With social media, it can be easy to admit small failures, but it can also be impossibly difficult to admit anything. On this site, I have seen people quickly apologize, and fade into the background. Others hang on to their pride, despite overwhelming evidence, and they usually end up like this guy.
Please continue to give offenders an opportunity to come clean. Afterwards, nobody can argue they were not treated with compassion and fairness.
If I were him, I would be feverishly trying to return every cent collected. What he did could easily be construed as fraud… and probably should be delved into.
I wonder if Jason Easter is just tragically bad at communicating clearly in writing – both reading and writing. It seems that if he was deliberately trying to deceive people, he could have come up with a better scheme.
A more profitable scheme than taking 85% of a 600k target would likely be illegal. It seems that not disclosing that right away is deceptive greed and not poor communication skills.
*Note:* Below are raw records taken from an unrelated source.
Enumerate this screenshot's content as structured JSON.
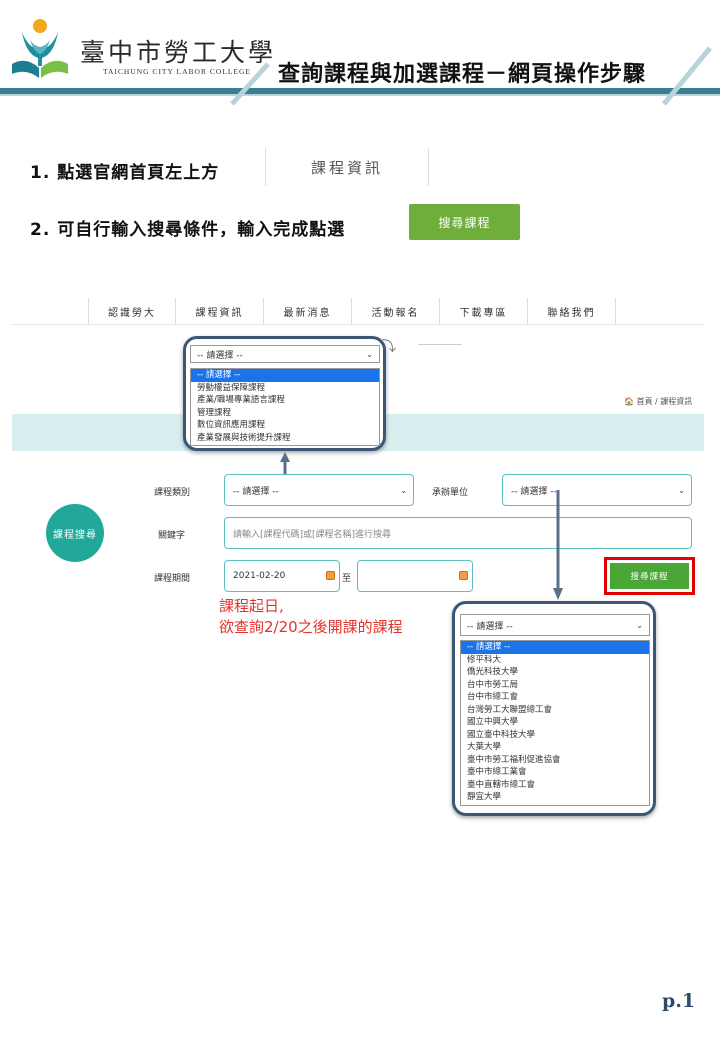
{
  "header": {
    "brand_zh": "臺中市勞工大學",
    "brand_en": "TAICHUNG CITY LABOR COLLEGE",
    "title": "查詢課程與加選課程－網頁操作步驟"
  },
  "steps": [
    {
      "text": "1. 點選官網首頁左上方"
    },
    {
      "text": "2. 可自行輸入搜尋條件，輸入完成點選"
    }
  ],
  "step1_tab_label": "課程資訊",
  "step2_button_label": "搜尋課程",
  "nav": [
    "認識勞大",
    "課程資訊",
    "最新消息",
    "活動報名",
    "下載專區",
    "聯絡我們"
  ],
  "breadcrumb": "🏠 首頁 / 課程資訊",
  "category_dropdown": {
    "selected": "-- 請選擇 --",
    "options": [
      "-- 請選擇 --",
      "勞動權益保障課程",
      "產業/職場專業語言課程",
      "管理課程",
      "數位資訊應用課程",
      "產業發展與技術提升課程"
    ]
  },
  "search_form": {
    "circle_label": "課程搜尋",
    "category_label": "課程類別",
    "category_value": "-- 請選擇 --",
    "organizer_label": "承辦單位",
    "organizer_value": "-- 請選擇 --",
    "keyword_label": "關鍵字",
    "keyword_placeholder": "請輸入[課程代碼]或[課程名稱]進行搜尋",
    "period_label": "課程期間",
    "date_from": "2021-02-20",
    "date_sep": "至",
    "date_to": "",
    "search_button": "搜尋課程"
  },
  "note": {
    "line1": "課程起日,",
    "line2": "欲查詢2/20之後開課的課程"
  },
  "organizer_dropdown": {
    "selected": "-- 請選擇 --",
    "options": [
      "-- 請選擇 --",
      "修平科大",
      "僑光科技大學",
      "台中市勞工局",
      "台中市總工會",
      "台灣勞工大聯盟總工會",
      "國立中興大學",
      "國立臺中科技大學",
      "大葉大學",
      "臺中市勞工福利促進協會",
      "臺中市總工業會",
      "臺中直轄市總工會",
      "靜宜大學"
    ]
  },
  "page_number": "p.1",
  "colors": {
    "header_band": "#3c7f92",
    "callout_border": "#3d5677",
    "button_green": "#6fae3a",
    "circle_teal": "#22a89a",
    "note_red": "#e3332d",
    "highlight_red": "#e00000"
  }
}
I guess that costs for a year of running would be far less than 100k, leaving over 400k profit. Nice
I don’t care about the fundraising breakdown. That’s standard for these stunts. Everybody knows the runner is doing it to get someone to pay for their adventure. If you want to support Make A Wish, you give to Make A Wish. If you want to help the guy turn his hobby into a paying gig, you give to his foundation or charity or whatever. This is not news.
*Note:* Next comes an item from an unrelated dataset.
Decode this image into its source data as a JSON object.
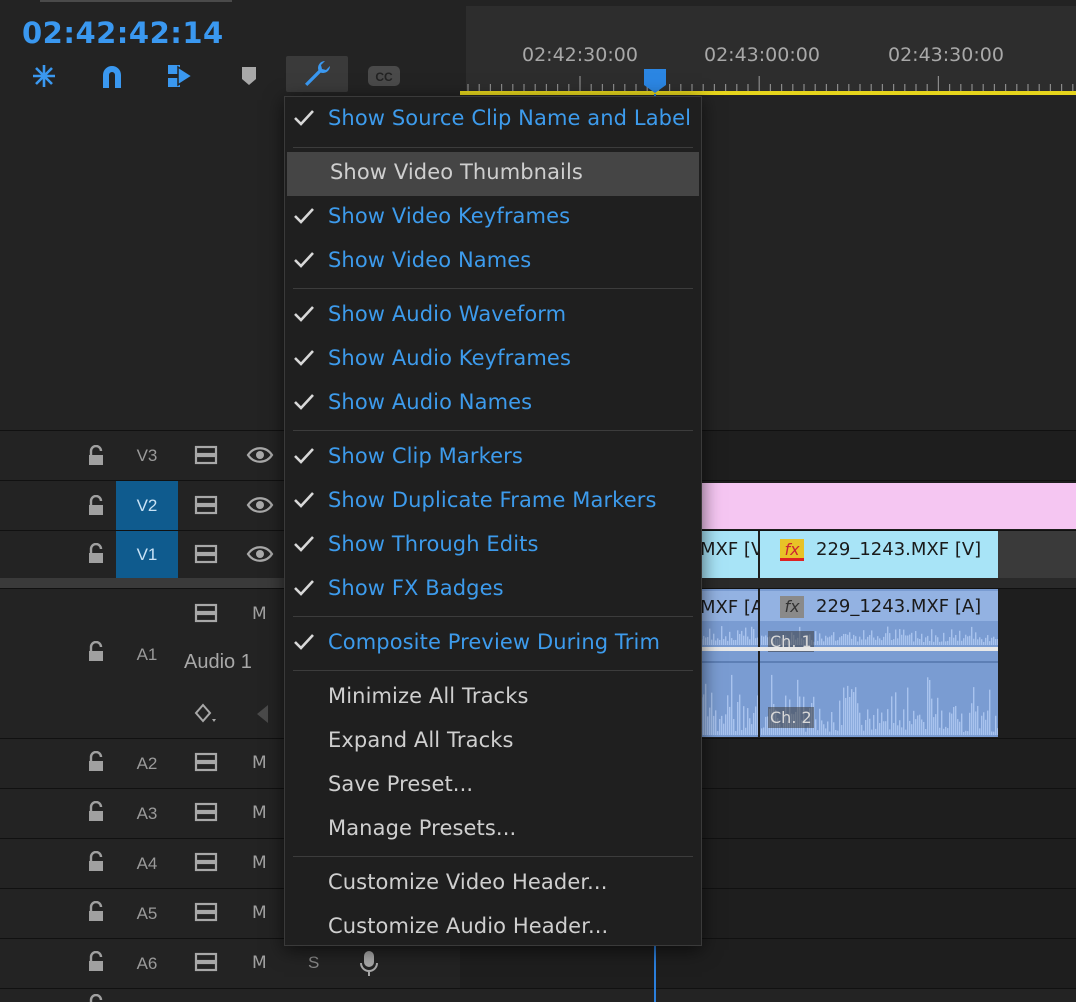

Had he been up-front about where the money was going – and made it clear on his website, I would tend to agree. If people knowingly give to support his racing, that’s on them.
Wrong. Many people have no idea these “charity” runs are a ruse.
This article caught my attention due to the fact that the Children’s Tumor Foundation was mentioned as one of Jason’s charities. I run for the Children’s Tumor Foundation and having been running for them for 10 years now. (I have Neurofibromatosis) Their NF Endurance program is great, you can join one of their events or if one is not listed you can ‘Do it yourself’ event. They have great tools for fundraising ideas from social media to brochures. Their staff is fantastic in answering any questions you might have and checking on how your training is going. Great insentives from shirts to jackets and more. Just hate to see CTF get a bad rap.